The Equine Initiative, which connects A&M to the industry through extensive outreach programs, is a collaborative effort between the Department of Animal Science in the College of Agriculture and Life Sciences, and College of Veterinary Medicine and Biomedical Sciences.
Heird said the program involves teaching future industry leaders, research and veterinary medical care that improves not just the industry, but the welfare of the horse. It works toward curriculum enhancement, outreach and engagement expansion, facility construction and developing partners, said Heird, who holds the Glenn Blodgett Equine Chair at A&M.
Heird landed Texas A&M in the international spotlight with the development of the $35 million Thomas G. Hildebrand DVM ’56 Equine Complex, a much-needed state-of-the-art facility that opened in 2014 with a show arena, classrooms, meeting spaces, barns for A&M’s Women’s Equestrian Team and a cross country course used by the college track team.

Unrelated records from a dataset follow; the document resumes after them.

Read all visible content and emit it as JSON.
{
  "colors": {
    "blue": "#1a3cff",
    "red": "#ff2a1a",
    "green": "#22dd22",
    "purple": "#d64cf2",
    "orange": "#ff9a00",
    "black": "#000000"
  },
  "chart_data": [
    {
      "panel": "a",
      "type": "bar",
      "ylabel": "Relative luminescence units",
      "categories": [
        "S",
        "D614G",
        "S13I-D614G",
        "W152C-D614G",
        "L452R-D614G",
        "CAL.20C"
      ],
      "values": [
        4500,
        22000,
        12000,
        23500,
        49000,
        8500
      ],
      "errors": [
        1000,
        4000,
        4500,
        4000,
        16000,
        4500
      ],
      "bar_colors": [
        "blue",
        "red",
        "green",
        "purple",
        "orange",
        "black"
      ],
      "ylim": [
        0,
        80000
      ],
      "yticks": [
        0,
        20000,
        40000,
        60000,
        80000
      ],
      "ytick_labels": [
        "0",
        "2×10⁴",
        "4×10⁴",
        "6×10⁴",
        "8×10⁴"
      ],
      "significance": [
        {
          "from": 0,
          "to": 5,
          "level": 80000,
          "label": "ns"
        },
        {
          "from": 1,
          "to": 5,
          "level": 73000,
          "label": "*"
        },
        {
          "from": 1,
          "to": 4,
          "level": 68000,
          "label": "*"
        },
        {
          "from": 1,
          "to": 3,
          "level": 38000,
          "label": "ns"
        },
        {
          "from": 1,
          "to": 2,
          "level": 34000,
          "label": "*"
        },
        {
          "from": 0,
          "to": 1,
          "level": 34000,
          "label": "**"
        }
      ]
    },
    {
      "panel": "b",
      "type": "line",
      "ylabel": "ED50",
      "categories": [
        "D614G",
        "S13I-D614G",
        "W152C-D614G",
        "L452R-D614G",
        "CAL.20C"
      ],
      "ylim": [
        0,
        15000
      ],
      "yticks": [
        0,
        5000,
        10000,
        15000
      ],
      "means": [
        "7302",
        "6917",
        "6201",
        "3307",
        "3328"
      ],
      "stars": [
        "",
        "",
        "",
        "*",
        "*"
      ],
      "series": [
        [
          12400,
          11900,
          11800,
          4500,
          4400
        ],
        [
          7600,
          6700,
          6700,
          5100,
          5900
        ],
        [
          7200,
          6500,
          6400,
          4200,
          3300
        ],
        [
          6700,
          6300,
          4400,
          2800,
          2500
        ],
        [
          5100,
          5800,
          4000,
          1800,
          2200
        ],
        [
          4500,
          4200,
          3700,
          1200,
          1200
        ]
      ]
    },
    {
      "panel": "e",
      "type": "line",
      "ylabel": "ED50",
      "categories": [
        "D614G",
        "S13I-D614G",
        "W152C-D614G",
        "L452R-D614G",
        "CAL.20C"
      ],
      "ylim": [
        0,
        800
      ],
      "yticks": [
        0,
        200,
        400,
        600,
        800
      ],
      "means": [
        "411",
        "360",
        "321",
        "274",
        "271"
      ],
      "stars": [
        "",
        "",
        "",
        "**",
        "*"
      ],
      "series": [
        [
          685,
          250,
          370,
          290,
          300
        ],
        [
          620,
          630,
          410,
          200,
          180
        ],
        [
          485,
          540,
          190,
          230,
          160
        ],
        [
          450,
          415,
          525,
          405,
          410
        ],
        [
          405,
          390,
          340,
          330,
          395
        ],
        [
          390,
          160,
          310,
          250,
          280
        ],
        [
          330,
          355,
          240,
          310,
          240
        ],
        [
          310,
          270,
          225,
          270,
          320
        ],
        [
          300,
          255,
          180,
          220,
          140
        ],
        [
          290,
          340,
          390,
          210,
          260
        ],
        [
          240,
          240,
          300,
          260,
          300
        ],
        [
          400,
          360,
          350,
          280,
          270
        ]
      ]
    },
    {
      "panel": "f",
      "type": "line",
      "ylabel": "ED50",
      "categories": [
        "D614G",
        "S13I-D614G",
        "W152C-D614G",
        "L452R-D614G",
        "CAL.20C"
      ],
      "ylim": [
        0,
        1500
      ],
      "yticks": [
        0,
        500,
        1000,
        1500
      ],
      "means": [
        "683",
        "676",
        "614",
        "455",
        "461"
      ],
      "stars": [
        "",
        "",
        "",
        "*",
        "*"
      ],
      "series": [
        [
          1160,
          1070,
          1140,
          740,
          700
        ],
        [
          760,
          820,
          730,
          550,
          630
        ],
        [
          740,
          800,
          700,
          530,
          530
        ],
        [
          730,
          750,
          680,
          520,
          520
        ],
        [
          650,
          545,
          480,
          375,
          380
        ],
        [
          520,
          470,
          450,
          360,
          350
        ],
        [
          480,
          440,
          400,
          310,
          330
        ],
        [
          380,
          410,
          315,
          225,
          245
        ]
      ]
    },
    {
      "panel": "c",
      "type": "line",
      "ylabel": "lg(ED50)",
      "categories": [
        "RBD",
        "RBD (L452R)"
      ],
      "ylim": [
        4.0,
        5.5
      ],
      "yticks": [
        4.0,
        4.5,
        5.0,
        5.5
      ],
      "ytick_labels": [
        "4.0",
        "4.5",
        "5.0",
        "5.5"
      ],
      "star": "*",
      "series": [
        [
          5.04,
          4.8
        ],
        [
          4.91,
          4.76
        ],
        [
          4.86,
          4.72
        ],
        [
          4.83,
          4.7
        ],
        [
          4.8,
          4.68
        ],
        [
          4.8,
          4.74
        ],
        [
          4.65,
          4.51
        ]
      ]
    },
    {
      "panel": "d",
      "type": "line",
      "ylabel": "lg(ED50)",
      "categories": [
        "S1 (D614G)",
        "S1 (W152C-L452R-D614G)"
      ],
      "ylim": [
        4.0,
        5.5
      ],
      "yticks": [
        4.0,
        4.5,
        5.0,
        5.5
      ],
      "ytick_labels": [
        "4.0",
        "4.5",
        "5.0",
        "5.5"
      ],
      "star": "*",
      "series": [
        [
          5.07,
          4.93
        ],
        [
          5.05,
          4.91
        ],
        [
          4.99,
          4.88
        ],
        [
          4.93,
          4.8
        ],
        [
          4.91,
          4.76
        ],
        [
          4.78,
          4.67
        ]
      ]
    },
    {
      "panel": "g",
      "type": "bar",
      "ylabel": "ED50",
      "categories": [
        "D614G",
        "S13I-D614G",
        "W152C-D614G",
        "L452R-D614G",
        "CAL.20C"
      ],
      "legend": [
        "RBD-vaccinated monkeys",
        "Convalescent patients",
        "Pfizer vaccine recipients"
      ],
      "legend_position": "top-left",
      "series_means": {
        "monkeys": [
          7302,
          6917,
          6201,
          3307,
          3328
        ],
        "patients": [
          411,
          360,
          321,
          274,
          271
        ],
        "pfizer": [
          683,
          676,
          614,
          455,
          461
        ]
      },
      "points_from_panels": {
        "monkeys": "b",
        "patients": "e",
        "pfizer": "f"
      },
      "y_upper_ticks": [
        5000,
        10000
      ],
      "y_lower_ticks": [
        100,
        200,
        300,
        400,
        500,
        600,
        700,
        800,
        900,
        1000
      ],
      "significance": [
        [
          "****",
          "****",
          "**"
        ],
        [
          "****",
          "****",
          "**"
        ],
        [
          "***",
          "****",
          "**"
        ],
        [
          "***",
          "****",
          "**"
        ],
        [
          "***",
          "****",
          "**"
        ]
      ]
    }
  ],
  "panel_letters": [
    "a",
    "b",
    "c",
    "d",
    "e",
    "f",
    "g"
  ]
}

“There was an event of some type out here 285 days during 2017,” he said, adding that 32,000 people used the facility last year. It’s even been rented for weddings and as a work retreat site. “It was not built with that intent, so it’s surpassed our wildest dreams.”
He’s currently raising funds and developing plans for a new equine nutrition and reproductive research facility at the complex, as well as an orthopedic and wellness center for horses at the vet school.
At a gallop
Heird grew up on a small east Tennessee tobacco farm where horses dominated his first dreams, he said. His father ended most days telling him a bedtime story born from his college days in Kentucky where the blue grass country side was lined with white fences and horses grazed in picturesque fields.

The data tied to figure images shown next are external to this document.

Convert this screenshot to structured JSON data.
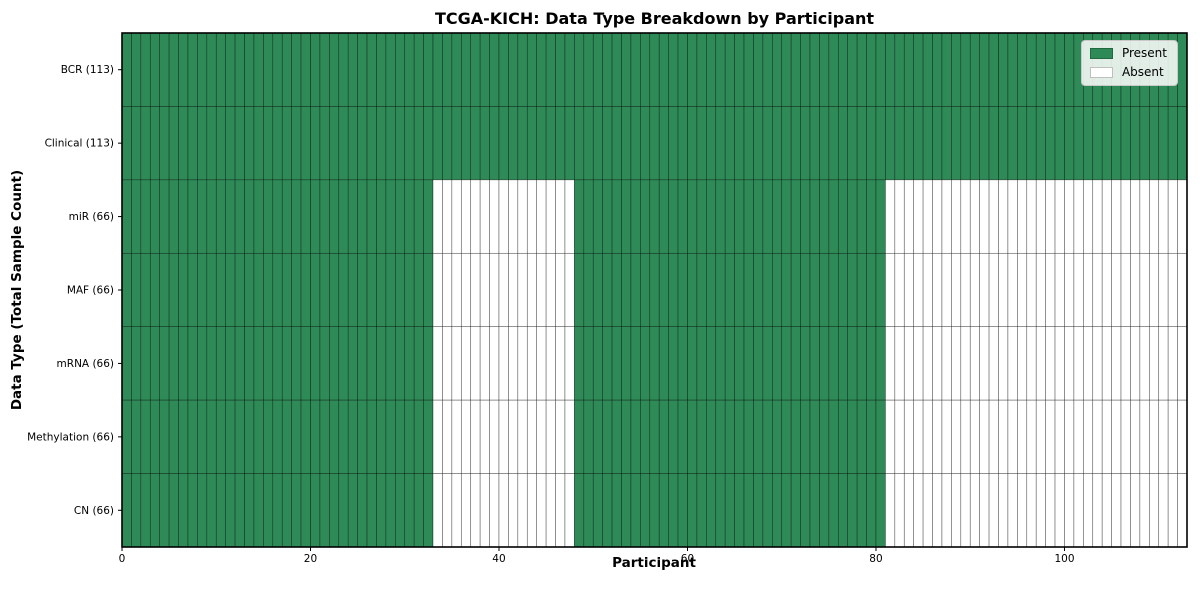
{
  "chart_data": {
    "type": "heatmap",
    "title": "TCGA-KICH: Data Type Breakdown by Participant",
    "xlabel": "Participant",
    "ylabel": "Data Type (Total Sample Count)",
    "x_range": [
      0,
      113
    ],
    "x_ticks": [
      0,
      20,
      40,
      60,
      80,
      100
    ],
    "n_participants": 113,
    "rows": [
      {
        "label": "BCR (113)",
        "data_type": "BCR",
        "total_samples": 113,
        "present_segments": [
          [
            0,
            113
          ]
        ]
      },
      {
        "label": "Clinical (113)",
        "data_type": "Clinical",
        "total_samples": 113,
        "present_segments": [
          [
            0,
            113
          ]
        ]
      },
      {
        "label": "miR (66)",
        "data_type": "miR",
        "total_samples": 66,
        "present_segments": [
          [
            0,
            33
          ],
          [
            48,
            81
          ]
        ]
      },
      {
        "label": "MAF (66)",
        "data_type": "MAF",
        "total_samples": 66,
        "present_segments": [
          [
            0,
            33
          ],
          [
            48,
            81
          ]
        ]
      },
      {
        "label": "mRNA (66)",
        "data_type": "mRNA",
        "total_samples": 66,
        "present_segments": [
          [
            0,
            33
          ],
          [
            48,
            81
          ]
        ]
      },
      {
        "label": "Methylation (66)",
        "data_type": "Methylation",
        "total_samples": 66,
        "present_segments": [
          [
            0,
            33
          ],
          [
            48,
            81
          ]
        ]
      },
      {
        "label": "CN (66)",
        "data_type": "CN",
        "total_samples": 66,
        "present_segments": [
          [
            0,
            33
          ],
          [
            48,
            81
          ]
        ]
      }
    ],
    "legend": {
      "position": "upper-right",
      "items": [
        {
          "label": "Present",
          "color": "#2e8b57"
        },
        {
          "label": "Absent",
          "color": "#ffffff"
        }
      ]
    },
    "colors": {
      "present": "#2e8b57",
      "absent": "#ffffff",
      "cell_edge": "rgba(0,0,0,0.55)",
      "axis": "#000000"
    },
    "grid": false
  }
}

“Horses are all I can ever remember,” he said. “I read all the popular books on horses and was consumed by them. I remember my dad coming home and saying we needed to go to a man’s place to look at a new breed of horse brought in from out west. He said they’re called quarter horses. I fell in love. The breed can do anything – they have a great disposition, even-temperament, they’re fast, they work well with beginners and veterans, they can work cattle and they had the mystique of coming from big ranches out west. It was that classic image of the cowboy’s horse.”

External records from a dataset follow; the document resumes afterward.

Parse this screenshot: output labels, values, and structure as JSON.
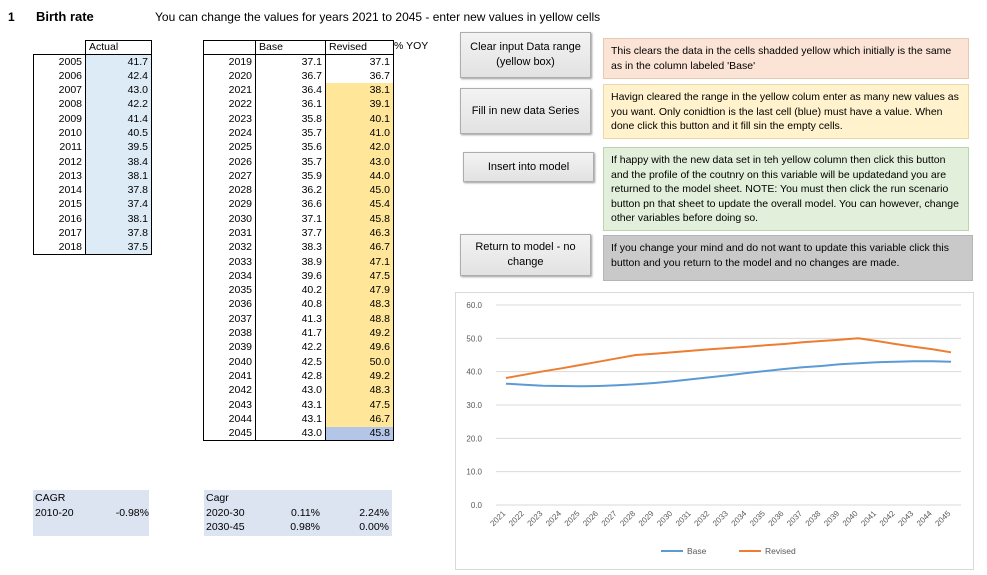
{
  "sheet": {
    "number": "1",
    "title": "Birth rate",
    "instruction": "You can change the values for years 2021 to 2045 - enter new values in yellow cells"
  },
  "actual_table": {
    "header": "Actual",
    "rows": [
      {
        "year": "2005",
        "value": "41.7"
      },
      {
        "year": "2006",
        "value": "42.4"
      },
      {
        "year": "2007",
        "value": "43.0"
      },
      {
        "year": "2008",
        "value": "42.2"
      },
      {
        "year": "2009",
        "value": "41.4"
      },
      {
        "year": "2010",
        "value": "40.5"
      },
      {
        "year": "2011",
        "value": "39.5"
      },
      {
        "year": "2012",
        "value": "38.4"
      },
      {
        "year": "2013",
        "value": "38.1"
      },
      {
        "year": "2014",
        "value": "37.8"
      },
      {
        "year": "2015",
        "value": "37.4"
      },
      {
        "year": "2016",
        "value": "38.1"
      },
      {
        "year": "2017",
        "value": "37.8"
      },
      {
        "year": "2018",
        "value": "37.5"
      }
    ]
  },
  "projection_table": {
    "header_base": "Base",
    "header_revised": "Revised",
    "header_yoy": "% YOY",
    "rows": [
      {
        "year": "2019",
        "base": "37.1",
        "revised": "37.1"
      },
      {
        "year": "2020",
        "base": "36.7",
        "revised": "36.7"
      },
      {
        "year": "2021",
        "base": "36.4",
        "revised": "38.1"
      },
      {
        "year": "2022",
        "base": "36.1",
        "revised": "39.1"
      },
      {
        "year": "2023",
        "base": "35.8",
        "revised": "40.1"
      },
      {
        "year": "2024",
        "base": "35.7",
        "revised": "41.0"
      },
      {
        "year": "2025",
        "base": "35.6",
        "revised": "42.0"
      },
      {
        "year": "2026",
        "base": "35.7",
        "revised": "43.0"
      },
      {
        "year": "2027",
        "base": "35.9",
        "revised": "44.0"
      },
      {
        "year": "2028",
        "base": "36.2",
        "revised": "45.0"
      },
      {
        "year": "2029",
        "base": "36.6",
        "revised": "45.4"
      },
      {
        "year": "2030",
        "base": "37.1",
        "revised": "45.8"
      },
      {
        "year": "2031",
        "base": "37.7",
        "revised": "46.3"
      },
      {
        "year": "2032",
        "base": "38.3",
        "revised": "46.7"
      },
      {
        "year": "2033",
        "base": "38.9",
        "revised": "47.1"
      },
      {
        "year": "2034",
        "base": "39.6",
        "revised": "47.5"
      },
      {
        "year": "2035",
        "base": "40.2",
        "revised": "47.9"
      },
      {
        "year": "2036",
        "base": "40.8",
        "revised": "48.3"
      },
      {
        "year": "2037",
        "base": "41.3",
        "revised": "48.8"
      },
      {
        "year": "2038",
        "base": "41.7",
        "revised": "49.2"
      },
      {
        "year": "2039",
        "base": "42.2",
        "revised": "49.6"
      },
      {
        "year": "2040",
        "base": "42.5",
        "revised": "50.0"
      },
      {
        "year": "2041",
        "base": "42.8",
        "revised": "49.2"
      },
      {
        "year": "2042",
        "base": "43.0",
        "revised": "48.3"
      },
      {
        "year": "2043",
        "base": "43.1",
        "revised": "47.5"
      },
      {
        "year": "2044",
        "base": "43.1",
        "revised": "46.7"
      },
      {
        "year": "2045",
        "base": "43.0",
        "revised": "45.8"
      }
    ]
  },
  "cagr_actual": {
    "label": "CAGR",
    "period": "2010-20",
    "value": "-0.98%"
  },
  "cagr_projection": {
    "label": "Cagr",
    "rows": [
      {
        "period": "2020-30",
        "base": "0.11%",
        "revised": "2.24%"
      },
      {
        "period": "2030-45",
        "base": "0.98%",
        "revised": "0.00%"
      }
    ]
  },
  "buttons": {
    "clear": "Clear input Data range (yellow box)",
    "fill": "Fill in new data Series",
    "insert": "Insert into model",
    "return": "Return to model - no change"
  },
  "notes": {
    "clear": "This clears the data in the cells shadded yellow which initially is the same as in the column labeled 'Base'",
    "fill": "Havign cleared the range in the yellow colum enter as many new values as you want.  Only conidtion is the last cell (blue) must have a value.  When done click this button and it fill sin the empty cells.",
    "insert": "If happy with the new data set in teh yellow column then click this button and the profile of the coutnry on this variable will be updatedand you are returned to the model sheet.  NOTE: You must then click the run scenario button pn that sheet to update the overall model.  You can however, change other variables before doing so.",
    "return": "If you change your mind and do not want to update this variable click this button and you return to the model and no changes are made."
  },
  "colors": {
    "actual_fill": "#ddebf7",
    "input_fill": "#ffe699",
    "last_cell_fill": "#b4c6e7",
    "base_line": "#5b9bd5",
    "revised_line": "#ed7d31"
  },
  "chart_data": {
    "type": "line",
    "x": [
      "2021",
      "2022",
      "2023",
      "2024",
      "2025",
      "2026",
      "2027",
      "2028",
      "2029",
      "2030",
      "2031",
      "2032",
      "2033",
      "2034",
      "2035",
      "2036",
      "2037",
      "2038",
      "2039",
      "2040",
      "2041",
      "2042",
      "2043",
      "2044",
      "2045"
    ],
    "series": [
      {
        "name": "Base",
        "values": [
          36.4,
          36.1,
          35.8,
          35.7,
          35.6,
          35.7,
          35.9,
          36.2,
          36.6,
          37.1,
          37.7,
          38.3,
          38.9,
          39.6,
          40.2,
          40.8,
          41.3,
          41.7,
          42.2,
          42.5,
          42.8,
          43.0,
          43.1,
          43.1,
          43.0
        ]
      },
      {
        "name": "Revised",
        "values": [
          38.1,
          39.1,
          40.1,
          41.0,
          42.0,
          43.0,
          44.0,
          45.0,
          45.4,
          45.8,
          46.3,
          46.7,
          47.1,
          47.5,
          47.9,
          48.3,
          48.8,
          49.2,
          49.6,
          50.0,
          49.2,
          48.3,
          47.5,
          46.7,
          45.8
        ]
      }
    ],
    "yticks": [
      "0.0",
      "10.0",
      "20.0",
      "30.0",
      "40.0",
      "50.0",
      "60.0"
    ],
    "ylim": [
      0,
      60
    ],
    "grid": true,
    "legend": "bottom"
  }
}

He was about 12 at the time and soon ended up working for a breeder cleaning out stalls and exercising the horses, never imagining he’d live out his dream spending his life studying, enjoying and educating others about his favorite breed.
“That’s really a tribute to my parents – recognizing and realizing what I had a passion for and supporting me,” he said.
It’s no surprise that Heird went on to do the same for scores of students over the decades, said Craig Huffhines, executive vice president of AQHA.
“He’s a globally-renowned horseman and university administrator who has influenced hundreds of equestrian and agrarian leaders around the world,” Huffhines said.
“It will take bright minds coming together who are committed to excellence — Dr. Heird is a catalyst that has been proven to do just that,” Huffhines said, adding that the researcher is not just driving educational opportunities at A&M, but also innovation.
“It’s exciting for me to see the kind of top caliber leadership at our university,” said Huffhines, a 1991 A&M graduate and father of two Aggies. “Texas A&M has been and always will be an institution of higher excellence and it takes people like Dr. Heird to create that kind of success.”